The Liberty Gazette
September 13, 2016
Ely Air Lines
by Mike Ely and Linda Street-Ely
Mike: Somewhere down there, on a street corner along Route 66 is the statue of Glenn Frey and behind it, a mural of a woman in a flatbed Ford, who we all know is slowing down to take a look at him.
Our focus is beyond Winslow, Arizona and the Eagles, but were it not for Glenn and the group the town’s name wouldn’t be permanently affixed to a particular tune. The song plays in our heads even without our conscious permission because it has to, even when you just think “Winslow, Arizona.”
Those notes bouncing in the back of our memories, we watch and listen for air traffic arriving and departing the Winslow-Lindbergh Regional Airport just beyond our right wing, as we search for a large divot in the ground, a crater formed many years ago when a meteor shot through the earth’s thick gaseous layers and slammed into Northern Arizona. Just past the crater’s north rim we spot the white water storage tank, our first turn point in the Thunderbird 150 Air Race. The intersection of two dirt roads just beyond the tank indicates turn two and matches up perfectly to the latitude and longitude we’ve programmed into our airplane’s GPS.

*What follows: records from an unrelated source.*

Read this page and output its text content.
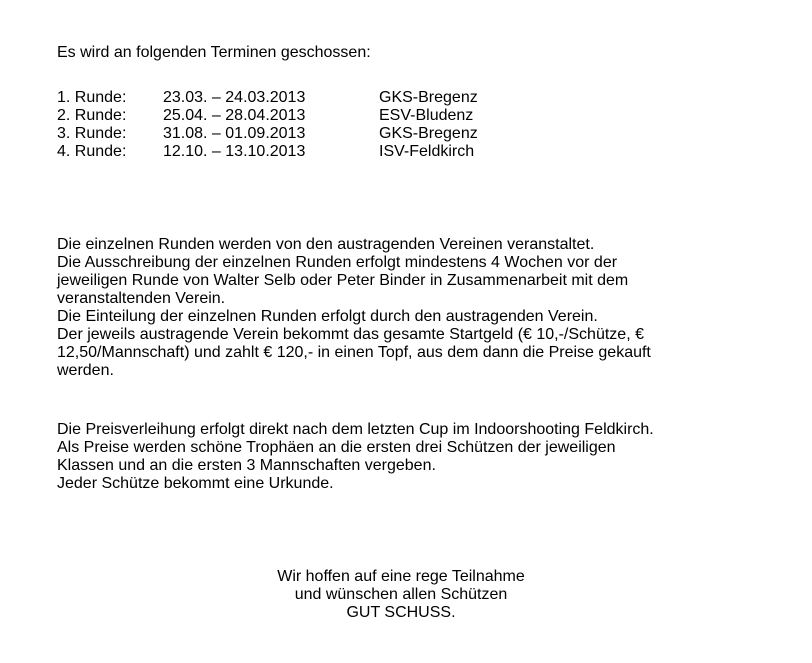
Es wird an folgenden Terminen geschossen:
1. Runde:	23.03. – 24.03.2013	GKS-Bregenz
2. Runde:	25.04. – 28.04.2013	ESV-Bludenz
3. Runde:	31.08. – 01.09.2013	GKS-Bregenz
4. Runde:	12.10. – 13.10.2013	ISV-Feldkirch
Die einzelnen Runden werden von den austragenden Vereinen veranstaltet.
Die Ausschreibung der einzelnen Runden erfolgt mindestens 4 Wochen vor der
jeweiligen Runde von Walter Selb oder Peter Binder in Zusammenarbeit mit dem
veranstaltenden Verein.
Die Einteilung der einzelnen Runden erfolgt durch den austragenden Verein.
Der jeweils austragende Verein bekommt das gesamte Startgeld (€ 10,-/Schütze, €
12,50/Mannschaft) und zahlt € 120,- in einen Topf, aus dem dann die Preise gekauft
werden.
Die Preisverleihung erfolgt direkt nach dem letzten Cup im Indoorshooting Feldkirch.
Als Preise werden schöne Trophäen an die ersten drei Schützen der jeweiligen
Klassen und an die ersten 3 Mannschaften vergeben.
Jeder Schütze bekommt eine Urkunde.
Wir hoffen auf eine rege Teilnahme
und wünschen allen Schützen
GUT SCHUSS.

These first two turns were chosen to give air racers a unique view of the famous crater. Pirouetting, we sweep around the rim flying the short distance from turn one to turn two and then point our nose south toward turn three, another jewel, an airpark at the edge of the Mogollon Rim. Or, if you ever read a Zane Grey western novel, you’ll know it as the Tonto Rim. The two-hundred-plus mile-long upheaval of land mass separates the high country north and east of Phoenix from the higher Colorado Plateau. During monsoon season it is one of the most lightning-struck pieces of ground on the earth. Today, not a cloud in the sky and we can see for what seems like forever.
We had been needing a change in scenery and welcomed this trip to Arizona, chasing old and new friends around the Western Sky and Arizona’s high, high desert. Overflying the Navajo Indian Reservation and Petrified Forest National Monument we reached Holbrook in just eight hours of flight time the day before the air race, in time for a potluck dinner at Mogollon Airpark, at the residence of our overnight hosts, Curt and Ellen. When they heard there was to be an air race with out-of-town pilots they graciously offered a room in their beautifully designed hangar home for our stay.
During the evening in the hangar full of pilots and food we discovered that our hostess, Ellen, attended the same high school as I did, and was even in my class, although she moved our senior year and graduated elsewhere. We reminisced about people and places we both knew well, amazed that we’d never met before this flying event brought us all together.
Crossing the race finish line was not the end of our respite from the working world. We took the opportunity to spend time with friends in Phoenix and Tucson before winging our way back here. But with new friends in high rim places, we’ll look forward to a return trip to Zane Grey country in the not too distance future.